In 2015, Gov. Inslee proposed legislation and ultimately signed into law ESHB 1449 that funds additional federally certified rail inspectors; increases regulatory fees for railroads that haul crude oil; and allows state inspectors to enter private shippers’ property without a federal escort. The new rules are the result of that legislation. “Today the UTC takes steps towards ensuring our railways are as safe as possible, but there is still work to do to safeguard the people and environment of Washington,” said Inslee. “The improvements made today to our state’s rail safety program show that we are serious about rail safety and will take what action we can on a state level to address the dangers posed by oil trains.” Congress last year delayed requirements that railroads install anti-collision safety technology, known as “positive train control,” and allowed the U.S. Secretary of Transportation to extend timelines for phasing out older oil tank cars that carry the more volatile crude oil from the Bakken oil fields in North Dakota to west coast refineries.

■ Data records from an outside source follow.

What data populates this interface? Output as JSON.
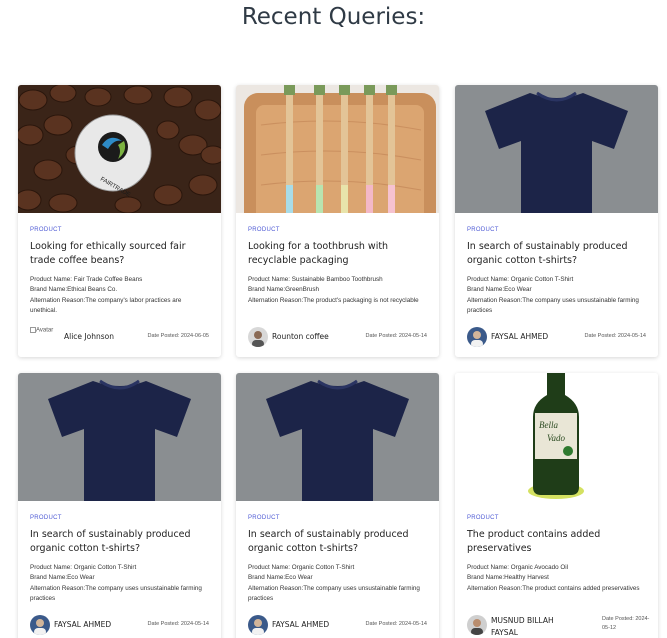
{
  "page": {
    "heading": "Recent Queries:"
  },
  "cards": [
    {
      "image": "fairtrade-coffee-beans",
      "tag": "PRODUCT",
      "title": "Looking for ethically sourced fair trade coffee beans?",
      "product_name": "Product Name: Fair Trade Coffee Beans",
      "brand_name": "Brand Name:Ethical Beans Co.",
      "reason": "Alternation Reason:The company's labor practices are unethical.",
      "avatar_alt": "Avatar",
      "author": "Alice Johnson",
      "date": "Date Posted: 2024-06-05"
    },
    {
      "image": "bamboo-toothbrushes",
      "tag": "PRODUCT",
      "title": "Looking for a toothbrush with recyclable packaging",
      "product_name": "Product Name: Sustainable Bamboo Toothbrush",
      "brand_name": "Brand Name:GreenBrush",
      "reason": "Alternation Reason:The product's packaging is not recyclable",
      "author": "Rounton coffee",
      "date": "Date Posted: 2024-05-14"
    },
    {
      "image": "navy-tshirt",
      "tag": "PRODUCT",
      "title": "In search of sustainably produced organic cotton t-shirts?",
      "product_name": "Product Name: Organic Cotton T-Shirt",
      "brand_name": "Brand Name:Eco Wear",
      "reason": "Alternation Reason:The company uses unsustainable farming practices",
      "author": "FAYSAL AHMED",
      "date": "Date Posted: 2024-05-14"
    },
    {
      "image": "navy-tshirt",
      "tag": "PRODUCT",
      "title": "In search of sustainably produced organic cotton t-shirts?",
      "product_name": "Product Name: Organic Cotton T-Shirt",
      "brand_name": "Brand Name:Eco Wear",
      "reason": "Alternation Reason:The company uses unsustainable farming practices",
      "author": "FAYSAL AHMED",
      "date": "Date Posted: 2024-05-14"
    },
    {
      "image": "navy-tshirt",
      "tag": "PRODUCT",
      "title": "In search of sustainably produced organic cotton t-shirts?",
      "product_name": "Product Name: Organic Cotton T-Shirt",
      "brand_name": "Brand Name:Eco Wear",
      "reason": "Alternation Reason:The company uses unsustainable farming practices",
      "author": "FAYSAL AHMED",
      "date": "Date Posted: 2024-05-14"
    },
    {
      "image": "avocado-oil-bottle",
      "tag": "PRODUCT",
      "title": "The product contains added preservatives",
      "product_name": "Product Name: Organic Avocado Oil",
      "brand_name": "Brand Name:Healthy Harvest",
      "reason": "Alternation Reason:The product contains added preservatives",
      "author": "MUSNUD BILLAH FAYSAL",
      "date": "Date Posted: 2024-05-12"
    }
  ]
}
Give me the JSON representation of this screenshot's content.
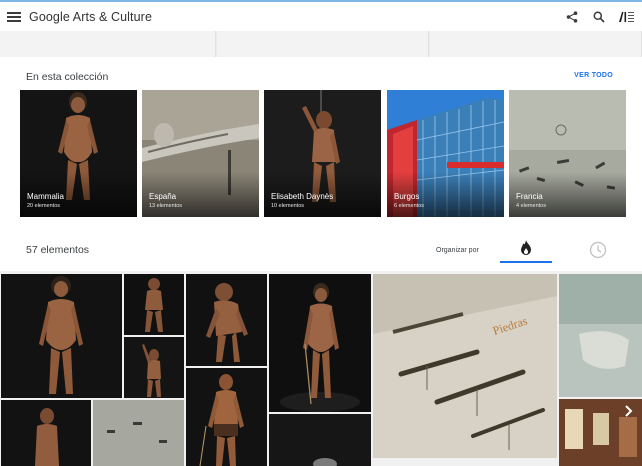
{
  "header": {
    "brand": "Google Arts & Culture",
    "icons": [
      "menu-icon",
      "share-icon",
      "search-icon",
      "museum-logo-icon"
    ]
  },
  "collection": {
    "title": "En esta colección",
    "see_all": "VER TODO",
    "cards": [
      {
        "name": "Mammalia",
        "count": "20 elementos"
      },
      {
        "name": "España",
        "count": "13 elementos"
      },
      {
        "name": "Elisabeth Daynès",
        "count": "10 elementos"
      },
      {
        "name": "Burgos",
        "count": "6 elementos"
      },
      {
        "name": "Francia",
        "count": "4 elementos"
      }
    ]
  },
  "results": {
    "count": "57 elementos",
    "sort_label": "Organizar por",
    "sort_options": [
      "popularity-icon",
      "clock-icon"
    ]
  },
  "colors": {
    "accent": "#1a73e8",
    "topbar_border": "#7fb6e6"
  }
}
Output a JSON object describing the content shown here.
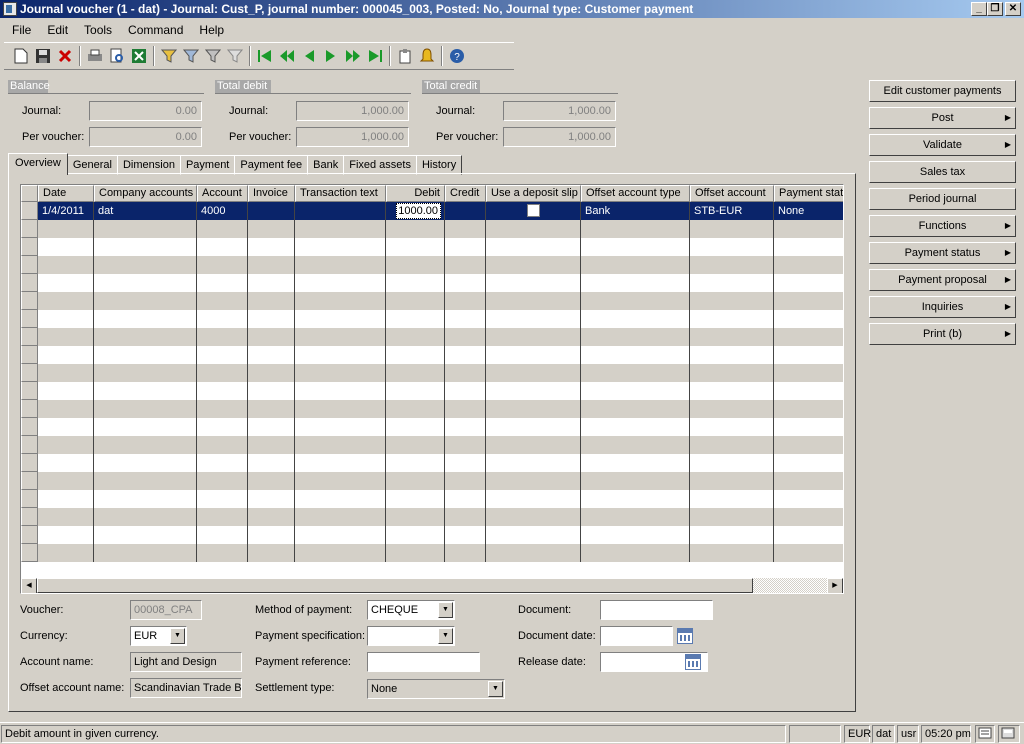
{
  "window": {
    "title": "Journal voucher (1 - dat) - Journal: Cust_P, journal number: 000045_003, Posted: No, Journal type: Customer payment",
    "minimize": "_",
    "restore": "❐",
    "close": "✕"
  },
  "menu": [
    "File",
    "Edit",
    "Tools",
    "Command",
    "Help"
  ],
  "totals": {
    "balance": {
      "title": "Balance",
      "journal_label": "Journal:",
      "journal": "0.00",
      "voucher_label": "Per voucher:",
      "voucher": "0.00"
    },
    "debit": {
      "title": "Total debit",
      "journal_label": "Journal:",
      "journal": "1,000.00",
      "voucher_label": "Per voucher:",
      "voucher": "1,000.00"
    },
    "credit": {
      "title": "Total credit",
      "journal_label": "Journal:",
      "journal": "1,000.00",
      "voucher_label": "Per voucher:",
      "voucher": "1,000.00"
    }
  },
  "tabs": [
    "Overview",
    "General",
    "Dimension",
    "Payment",
    "Payment fee",
    "Bank",
    "Fixed assets",
    "History"
  ],
  "grid": {
    "columns": [
      "Date",
      "Company accounts",
      "Account",
      "Invoice",
      "Transaction text",
      "Debit",
      "Credit",
      "Use a deposit slip",
      "Offset account type",
      "Offset account",
      "Payment stat"
    ],
    "rows": [
      [
        "1/4/2011",
        "dat",
        "4000",
        "",
        "",
        "1000.00",
        "",
        "",
        "Bank",
        "STB-EUR",
        "None"
      ]
    ]
  },
  "form": {
    "voucher_label": "Voucher:",
    "voucher": "00008_CPA",
    "currency_label": "Currency:",
    "currency": "EUR",
    "account_name_label": "Account name:",
    "account_name": "Light and Design",
    "offset_name_label": "Offset account name:",
    "offset_name": "Scandinavian Trade B",
    "method_label": "Method of payment:",
    "method": "CHEQUE",
    "spec_label": "Payment specification:",
    "spec": "",
    "ref_label": "Payment reference:",
    "ref": "",
    "settle_label": "Settlement type:",
    "settle": "None",
    "document_label": "Document:",
    "document": "",
    "docdate_label": "Document date:",
    "docdate": "",
    "release_label": "Release date:",
    "release": ""
  },
  "actions": [
    {
      "label": "Edit customer payments",
      "arrow": false
    },
    {
      "label": "Post",
      "arrow": true
    },
    {
      "label": "Validate",
      "arrow": true
    },
    {
      "label": "Sales tax",
      "arrow": false
    },
    {
      "label": "Period journal",
      "arrow": false
    },
    {
      "label": "Functions",
      "arrow": true
    },
    {
      "label": "Payment status",
      "arrow": true
    },
    {
      "label": "Payment proposal",
      "arrow": true
    },
    {
      "label": "Inquiries",
      "arrow": true
    },
    {
      "label": "Print (b)",
      "arrow": true
    }
  ],
  "status": {
    "message": "Debit amount in given currency.",
    "currency": "EUR",
    "company": "dat",
    "user": "usr",
    "time": "05:20 pm"
  },
  "icons": [
    "new-icon",
    "save-icon",
    "delete-icon",
    "print-icon",
    "print-preview-icon",
    "excel-icon",
    "filter-selection-icon",
    "filter-form-icon",
    "advanced-filter-icon",
    "remove-filter-icon",
    "first-record-icon",
    "previous-page-icon",
    "previous-record-icon",
    "next-record-icon",
    "next-page-icon",
    "last-record-icon",
    "document-handling-icon",
    "alert-icon",
    "help-icon"
  ]
}
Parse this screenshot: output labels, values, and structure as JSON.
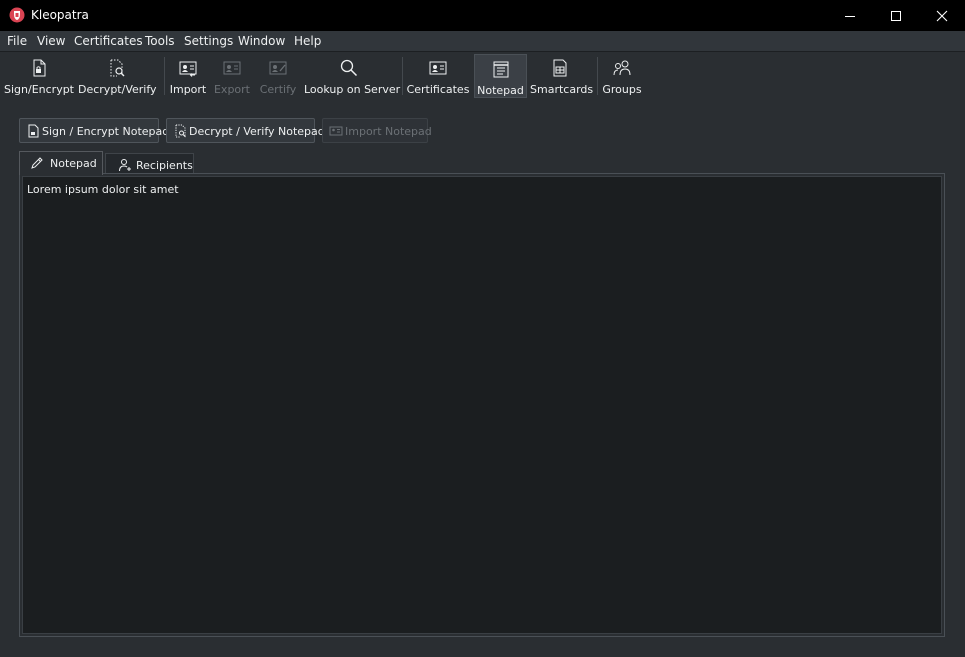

The Federal Railroad Administration has primary jurisdiction over the transportation of oil-by-rail. The UTC supports the FRA’s efforts by performing rail inspections and issuing notices and violations for non-compliance with federal railroad safety regulations on behalf of the FRA. The UTC also maintains jurisdiction over rail crossing safety. A 2015 study conducted by the Dept. of Ecology and the UTC delivered recommendations to Gov. Inslee and the Legislature to address risks to public health and safety associated with oil transportation. The commission’s rail safety recommendations were incorporated into Governor Inslee’s legislation (ESHB 1449). The commission crafted the new rules with the help of industry and environmental stakeholders along with public feedback. The new rules are effective March 11. The UTC regulates railroad safety, including approving new grade crossings and closing or altering existing rail crossings, investigating train accidents, inspecting railroad crossings, approving safety projects and managing rail safety education through Operation Lifesaver.